Elle est jeune, vive et jolie, sans prétention. Elle parle en termes simples - pas de langue de bois ni de maniérisme. Et elle crève l'écran de la télévision, propulsant un parti naguère infréquentable aux premiers rangs de la campagne présidentielle française.

C'est l'effet Marine, du nom de la fille cadette de Jean-Marie Le Pen. En 2007, Nicolas Sarkozy avait réussi à abattre le Front national en subtilisant une bonne partie de son électorat. Mais c'était à l'époque du père, classé antisémite, archaïque et grognon. Maintenant, c'est la fille qui préside le parti, qu'elle a transformé en organisation moderne, toujours populiste mais moins provocatrice.

Le même parti, donc, avec, grosso modo, les mêmes idées. Le FN reste une formation d'extrême droite, xénophobe et anti-européenne. Mais voilà, ces idées se sont banalisées, à la fois grâce à l'habileté politique de Marine Le Pen, et parce que l'UMP de Nicolas Sarkozy, menacée sur son flanc droit, joue sur les mêmes thèmes, notamment la sécurité et l'immigration.

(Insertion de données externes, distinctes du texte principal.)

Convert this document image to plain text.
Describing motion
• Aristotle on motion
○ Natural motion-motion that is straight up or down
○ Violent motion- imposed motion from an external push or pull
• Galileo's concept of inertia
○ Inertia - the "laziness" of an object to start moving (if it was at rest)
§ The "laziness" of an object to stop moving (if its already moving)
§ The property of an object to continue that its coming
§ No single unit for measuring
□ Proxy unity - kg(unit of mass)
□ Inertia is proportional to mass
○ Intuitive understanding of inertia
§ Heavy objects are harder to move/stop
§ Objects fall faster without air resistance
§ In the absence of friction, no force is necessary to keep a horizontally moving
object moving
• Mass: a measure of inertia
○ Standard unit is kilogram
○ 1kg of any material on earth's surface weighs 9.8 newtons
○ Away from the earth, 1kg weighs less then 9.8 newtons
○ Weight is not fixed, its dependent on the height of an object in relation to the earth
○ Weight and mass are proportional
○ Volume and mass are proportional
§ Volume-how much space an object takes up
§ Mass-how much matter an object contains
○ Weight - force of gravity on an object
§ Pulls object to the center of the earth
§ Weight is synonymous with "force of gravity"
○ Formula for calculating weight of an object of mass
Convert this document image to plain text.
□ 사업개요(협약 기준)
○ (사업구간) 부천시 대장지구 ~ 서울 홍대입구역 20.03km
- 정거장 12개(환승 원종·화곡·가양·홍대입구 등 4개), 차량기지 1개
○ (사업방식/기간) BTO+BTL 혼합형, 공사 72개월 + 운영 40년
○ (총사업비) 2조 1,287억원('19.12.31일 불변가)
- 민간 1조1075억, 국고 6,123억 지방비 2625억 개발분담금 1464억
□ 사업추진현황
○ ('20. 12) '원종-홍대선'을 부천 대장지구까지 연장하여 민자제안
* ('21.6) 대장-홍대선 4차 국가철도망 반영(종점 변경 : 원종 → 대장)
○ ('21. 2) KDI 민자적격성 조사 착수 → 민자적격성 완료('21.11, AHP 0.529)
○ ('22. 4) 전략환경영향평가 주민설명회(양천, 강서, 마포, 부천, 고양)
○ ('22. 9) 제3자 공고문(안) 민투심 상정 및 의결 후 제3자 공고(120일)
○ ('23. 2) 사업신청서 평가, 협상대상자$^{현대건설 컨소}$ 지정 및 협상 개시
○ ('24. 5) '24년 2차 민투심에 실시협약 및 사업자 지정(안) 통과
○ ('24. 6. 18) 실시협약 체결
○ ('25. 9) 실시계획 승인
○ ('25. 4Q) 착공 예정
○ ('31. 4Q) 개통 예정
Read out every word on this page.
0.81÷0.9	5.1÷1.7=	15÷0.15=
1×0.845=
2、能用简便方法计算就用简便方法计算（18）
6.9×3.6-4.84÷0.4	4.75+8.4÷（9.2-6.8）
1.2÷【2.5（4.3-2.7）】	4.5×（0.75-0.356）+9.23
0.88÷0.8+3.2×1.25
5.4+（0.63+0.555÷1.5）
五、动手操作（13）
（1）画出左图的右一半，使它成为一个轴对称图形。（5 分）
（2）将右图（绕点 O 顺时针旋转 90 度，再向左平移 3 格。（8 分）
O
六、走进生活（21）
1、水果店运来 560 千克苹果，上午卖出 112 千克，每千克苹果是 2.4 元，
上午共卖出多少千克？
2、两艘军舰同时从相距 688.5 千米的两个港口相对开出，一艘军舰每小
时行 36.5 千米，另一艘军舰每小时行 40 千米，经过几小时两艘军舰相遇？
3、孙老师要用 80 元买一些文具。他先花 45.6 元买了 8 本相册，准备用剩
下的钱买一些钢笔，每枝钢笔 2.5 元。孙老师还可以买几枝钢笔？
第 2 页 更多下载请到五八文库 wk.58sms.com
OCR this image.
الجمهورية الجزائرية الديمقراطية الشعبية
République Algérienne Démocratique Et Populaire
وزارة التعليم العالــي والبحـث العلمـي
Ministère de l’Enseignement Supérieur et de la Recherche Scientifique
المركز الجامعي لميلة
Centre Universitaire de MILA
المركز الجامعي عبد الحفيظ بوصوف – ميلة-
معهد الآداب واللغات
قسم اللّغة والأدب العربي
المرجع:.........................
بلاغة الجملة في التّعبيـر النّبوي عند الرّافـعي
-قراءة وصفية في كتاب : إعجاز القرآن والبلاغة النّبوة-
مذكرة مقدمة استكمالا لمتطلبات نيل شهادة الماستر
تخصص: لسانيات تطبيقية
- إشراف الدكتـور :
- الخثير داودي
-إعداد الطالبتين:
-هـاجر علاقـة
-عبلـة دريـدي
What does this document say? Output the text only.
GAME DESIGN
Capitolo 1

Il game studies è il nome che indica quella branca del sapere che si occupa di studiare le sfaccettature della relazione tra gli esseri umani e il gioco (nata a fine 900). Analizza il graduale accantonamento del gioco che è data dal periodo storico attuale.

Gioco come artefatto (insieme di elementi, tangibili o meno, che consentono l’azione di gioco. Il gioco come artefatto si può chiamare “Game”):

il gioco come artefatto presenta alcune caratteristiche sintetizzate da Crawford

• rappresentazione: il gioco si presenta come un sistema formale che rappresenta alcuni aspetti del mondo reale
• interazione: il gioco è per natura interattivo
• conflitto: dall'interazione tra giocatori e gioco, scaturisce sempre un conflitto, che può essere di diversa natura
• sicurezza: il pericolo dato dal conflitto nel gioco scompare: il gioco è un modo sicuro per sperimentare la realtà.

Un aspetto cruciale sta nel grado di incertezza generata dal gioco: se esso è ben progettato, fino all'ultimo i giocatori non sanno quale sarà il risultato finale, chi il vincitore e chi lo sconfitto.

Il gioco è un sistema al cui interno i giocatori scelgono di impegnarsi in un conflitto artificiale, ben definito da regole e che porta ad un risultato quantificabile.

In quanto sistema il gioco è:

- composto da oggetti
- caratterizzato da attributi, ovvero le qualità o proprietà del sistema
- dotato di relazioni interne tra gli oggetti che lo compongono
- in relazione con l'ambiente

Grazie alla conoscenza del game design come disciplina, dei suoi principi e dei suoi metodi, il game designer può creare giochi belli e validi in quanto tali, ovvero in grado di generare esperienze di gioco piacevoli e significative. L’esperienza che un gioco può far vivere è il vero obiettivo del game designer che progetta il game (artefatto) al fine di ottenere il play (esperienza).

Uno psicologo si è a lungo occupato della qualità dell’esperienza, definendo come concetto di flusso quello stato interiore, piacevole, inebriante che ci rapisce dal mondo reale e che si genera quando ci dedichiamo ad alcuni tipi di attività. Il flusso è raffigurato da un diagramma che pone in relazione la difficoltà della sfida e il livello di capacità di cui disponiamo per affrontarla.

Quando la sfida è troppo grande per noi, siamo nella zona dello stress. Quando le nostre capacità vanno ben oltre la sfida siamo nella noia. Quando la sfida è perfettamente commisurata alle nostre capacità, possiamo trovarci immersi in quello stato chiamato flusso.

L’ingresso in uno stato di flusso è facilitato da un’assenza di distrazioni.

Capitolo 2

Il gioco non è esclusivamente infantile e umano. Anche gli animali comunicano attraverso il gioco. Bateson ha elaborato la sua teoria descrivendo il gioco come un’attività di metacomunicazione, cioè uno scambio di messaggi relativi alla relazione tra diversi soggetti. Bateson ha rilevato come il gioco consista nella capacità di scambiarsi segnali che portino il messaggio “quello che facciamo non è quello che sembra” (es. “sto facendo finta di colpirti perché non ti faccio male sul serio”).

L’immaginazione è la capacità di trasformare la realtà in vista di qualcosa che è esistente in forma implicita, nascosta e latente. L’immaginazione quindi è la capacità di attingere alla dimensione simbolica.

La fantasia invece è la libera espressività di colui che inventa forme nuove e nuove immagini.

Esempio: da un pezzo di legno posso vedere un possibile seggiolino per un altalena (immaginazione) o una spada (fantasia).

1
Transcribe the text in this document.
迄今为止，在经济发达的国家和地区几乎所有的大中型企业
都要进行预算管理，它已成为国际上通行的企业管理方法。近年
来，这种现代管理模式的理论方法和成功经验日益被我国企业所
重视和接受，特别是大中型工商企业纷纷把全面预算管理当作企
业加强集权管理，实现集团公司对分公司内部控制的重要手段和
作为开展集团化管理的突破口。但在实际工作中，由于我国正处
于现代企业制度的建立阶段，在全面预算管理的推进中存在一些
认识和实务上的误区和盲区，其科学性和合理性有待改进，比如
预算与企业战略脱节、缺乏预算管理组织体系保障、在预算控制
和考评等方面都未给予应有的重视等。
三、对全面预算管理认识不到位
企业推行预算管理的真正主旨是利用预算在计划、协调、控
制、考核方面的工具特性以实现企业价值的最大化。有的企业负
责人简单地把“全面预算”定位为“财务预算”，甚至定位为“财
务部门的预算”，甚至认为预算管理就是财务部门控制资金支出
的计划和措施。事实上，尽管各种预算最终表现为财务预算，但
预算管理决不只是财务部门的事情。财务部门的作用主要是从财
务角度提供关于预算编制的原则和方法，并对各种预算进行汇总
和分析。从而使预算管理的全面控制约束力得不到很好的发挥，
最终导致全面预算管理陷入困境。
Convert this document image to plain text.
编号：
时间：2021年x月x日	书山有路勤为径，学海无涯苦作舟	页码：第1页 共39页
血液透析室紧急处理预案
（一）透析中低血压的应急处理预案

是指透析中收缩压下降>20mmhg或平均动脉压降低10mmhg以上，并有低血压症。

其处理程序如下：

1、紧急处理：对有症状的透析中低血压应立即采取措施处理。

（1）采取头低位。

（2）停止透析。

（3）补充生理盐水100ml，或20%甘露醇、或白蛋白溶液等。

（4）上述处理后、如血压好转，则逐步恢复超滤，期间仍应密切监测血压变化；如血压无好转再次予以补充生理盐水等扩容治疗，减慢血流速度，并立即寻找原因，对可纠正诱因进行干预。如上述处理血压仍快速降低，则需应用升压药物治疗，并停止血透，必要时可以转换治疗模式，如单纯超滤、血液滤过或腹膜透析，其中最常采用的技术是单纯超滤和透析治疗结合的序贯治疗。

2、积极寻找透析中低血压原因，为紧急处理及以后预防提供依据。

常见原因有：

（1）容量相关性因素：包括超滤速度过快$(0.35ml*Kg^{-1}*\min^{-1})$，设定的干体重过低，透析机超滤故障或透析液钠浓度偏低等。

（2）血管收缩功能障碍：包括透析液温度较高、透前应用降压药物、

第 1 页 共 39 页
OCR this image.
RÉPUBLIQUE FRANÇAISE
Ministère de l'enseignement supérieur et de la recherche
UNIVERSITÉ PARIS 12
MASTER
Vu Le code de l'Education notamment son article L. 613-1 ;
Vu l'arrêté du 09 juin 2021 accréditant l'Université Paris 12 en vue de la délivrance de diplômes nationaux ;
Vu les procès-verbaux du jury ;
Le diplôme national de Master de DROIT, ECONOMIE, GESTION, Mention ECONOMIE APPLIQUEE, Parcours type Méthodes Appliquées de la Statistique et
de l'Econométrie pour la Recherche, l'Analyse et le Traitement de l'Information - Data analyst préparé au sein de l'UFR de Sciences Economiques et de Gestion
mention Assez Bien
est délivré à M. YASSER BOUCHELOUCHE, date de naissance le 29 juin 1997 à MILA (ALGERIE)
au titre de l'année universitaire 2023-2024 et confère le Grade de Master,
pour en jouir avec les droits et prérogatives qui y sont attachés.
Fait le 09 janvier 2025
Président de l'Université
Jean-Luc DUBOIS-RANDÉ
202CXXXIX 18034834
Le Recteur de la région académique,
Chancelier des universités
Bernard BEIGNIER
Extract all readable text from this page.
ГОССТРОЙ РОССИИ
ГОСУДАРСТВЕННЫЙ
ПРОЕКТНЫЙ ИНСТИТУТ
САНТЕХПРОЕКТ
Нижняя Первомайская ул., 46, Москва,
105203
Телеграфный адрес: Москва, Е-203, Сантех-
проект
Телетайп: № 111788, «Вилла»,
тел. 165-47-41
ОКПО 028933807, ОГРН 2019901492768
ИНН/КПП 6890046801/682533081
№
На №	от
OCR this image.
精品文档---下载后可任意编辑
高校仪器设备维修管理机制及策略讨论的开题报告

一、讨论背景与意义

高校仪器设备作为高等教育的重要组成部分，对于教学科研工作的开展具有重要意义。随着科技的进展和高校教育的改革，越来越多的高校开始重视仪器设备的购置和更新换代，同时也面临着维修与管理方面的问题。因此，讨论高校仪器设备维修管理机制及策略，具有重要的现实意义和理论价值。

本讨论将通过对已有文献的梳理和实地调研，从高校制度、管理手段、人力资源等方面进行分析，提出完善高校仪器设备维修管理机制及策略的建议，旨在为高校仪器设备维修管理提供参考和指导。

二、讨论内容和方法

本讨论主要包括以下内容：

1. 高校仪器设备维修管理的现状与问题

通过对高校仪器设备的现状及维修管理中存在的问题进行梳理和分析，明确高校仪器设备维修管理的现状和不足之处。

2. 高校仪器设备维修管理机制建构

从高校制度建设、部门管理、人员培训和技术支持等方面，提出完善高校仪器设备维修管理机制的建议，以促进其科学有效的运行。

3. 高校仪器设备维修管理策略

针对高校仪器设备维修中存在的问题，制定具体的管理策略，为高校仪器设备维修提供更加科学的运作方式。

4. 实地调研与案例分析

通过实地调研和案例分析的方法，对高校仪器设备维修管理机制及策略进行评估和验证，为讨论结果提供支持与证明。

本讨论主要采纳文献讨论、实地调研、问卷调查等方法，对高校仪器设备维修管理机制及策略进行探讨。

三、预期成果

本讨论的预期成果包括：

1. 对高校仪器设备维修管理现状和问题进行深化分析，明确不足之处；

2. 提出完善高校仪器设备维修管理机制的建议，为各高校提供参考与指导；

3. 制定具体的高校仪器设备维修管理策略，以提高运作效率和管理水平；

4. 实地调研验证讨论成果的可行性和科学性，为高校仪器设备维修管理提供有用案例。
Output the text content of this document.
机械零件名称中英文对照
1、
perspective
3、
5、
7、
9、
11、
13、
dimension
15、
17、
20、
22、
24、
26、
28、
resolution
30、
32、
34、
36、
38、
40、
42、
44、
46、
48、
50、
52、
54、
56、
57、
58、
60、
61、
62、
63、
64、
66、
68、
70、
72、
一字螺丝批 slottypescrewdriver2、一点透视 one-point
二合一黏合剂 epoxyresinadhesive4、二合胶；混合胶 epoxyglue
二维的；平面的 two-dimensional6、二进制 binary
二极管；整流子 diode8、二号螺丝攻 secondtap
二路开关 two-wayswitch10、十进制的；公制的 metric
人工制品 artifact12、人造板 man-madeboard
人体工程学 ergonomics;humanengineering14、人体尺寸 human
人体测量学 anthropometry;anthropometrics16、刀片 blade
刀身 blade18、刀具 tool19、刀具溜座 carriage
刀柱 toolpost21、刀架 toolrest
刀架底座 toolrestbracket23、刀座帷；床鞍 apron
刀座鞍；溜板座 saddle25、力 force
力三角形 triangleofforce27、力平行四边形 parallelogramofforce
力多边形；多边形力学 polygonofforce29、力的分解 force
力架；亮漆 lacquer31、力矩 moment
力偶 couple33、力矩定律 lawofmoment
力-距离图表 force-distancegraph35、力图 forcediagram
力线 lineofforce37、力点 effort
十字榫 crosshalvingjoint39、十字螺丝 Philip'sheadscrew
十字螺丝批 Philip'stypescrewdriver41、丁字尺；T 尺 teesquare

Comme un coup de massue, un sondage Ifop montrait récemment que Marine Le Pen, dépassant la barre fatidique des 20%, talonne maintenant de deux points seulement Nicolas Sarkozy (23%); le candidat socialiste François Hollande ne la devance que par six points, tandis que François Bayrou, le candidat centriste qui prend des voix tant à droite qu'à gauche, et qui vient tout juste de faire son entrée dans la campagne, est déjà rendu à 12%.

La montée fulgurante des deux outsiders laisse entrevoir un incroyable scénario: que la bataille définitive du second tour mette en scène Marine Le Pen et François Bayrou, laissant sur le carreau les deux «gros candidats» de l'establishment politique.

Plus vraisemblable est un scénario rappelant le choc de 2002, alors que la division de la gauche, causant la défaite de Lionel Jospin, avait permis à Jean-Marie Le Pen de se hisser au second tour face à Jacques Chirac. Ainsi, le dernier match se jouerait entre Marine Le Pen et soit M. Sarkozy, soit M. Hollande. La dernière hypothèse est la plus vraisemblable, quoique la campagne poussive et gaffeuse du candidat du PS, conjuguée à la montée de M. Bayrou, pourrait au final favoriser le président sortant.

C'est surtout chez les ouvriers (traditionnellement de gauche) et les commerçants (traditionnellement de droite) que Marine Le Pen fait un malheur, avec 39% d'appuis, alors que 24% choisissent M. Hollande et 16% M. Sarkozy. Seulement 6% de l'électorat ouvrier opte pour le Front de Gauche de Jean-Luc Mélenchon, une coalition qui inclue notamment ce qui reste du Parti communiste, naguère le champion par excellence de la classe ouvrière.

Autre phénomène troublant, selon TNS-Soffres, près du tiers des Français (31%) sont d'accord avec les idées du FN: 66% trouvent que «la justice n'est pas assez sévère avec les petits délinquants», 63% qu'on «ne défend pas assez les valeurs traditionnelles», 51% qu' «il y a trop d'immigrés» et qu' «on accorde trop de droits à l'islam et aux musulmans»... et 30% voudraient, comme le propose le FN, abandonner l'euro pour revenir au franc!

Le boulet qui pèse sur sa campagne est que la candidate frontiste peine à recueillir les 500 signatures d'élus requises pour légaliser une candidature à la présidentielle. Tant le PS que l'UMP supplient leurs élus régionaux de «signer» (ce qui n'est pas «endosser», précise-t-on) car compte tenu de ses appuis dans la population, ce serait un énorme scandale si sa candidature se trouvait torpillée par les notables des grands partis.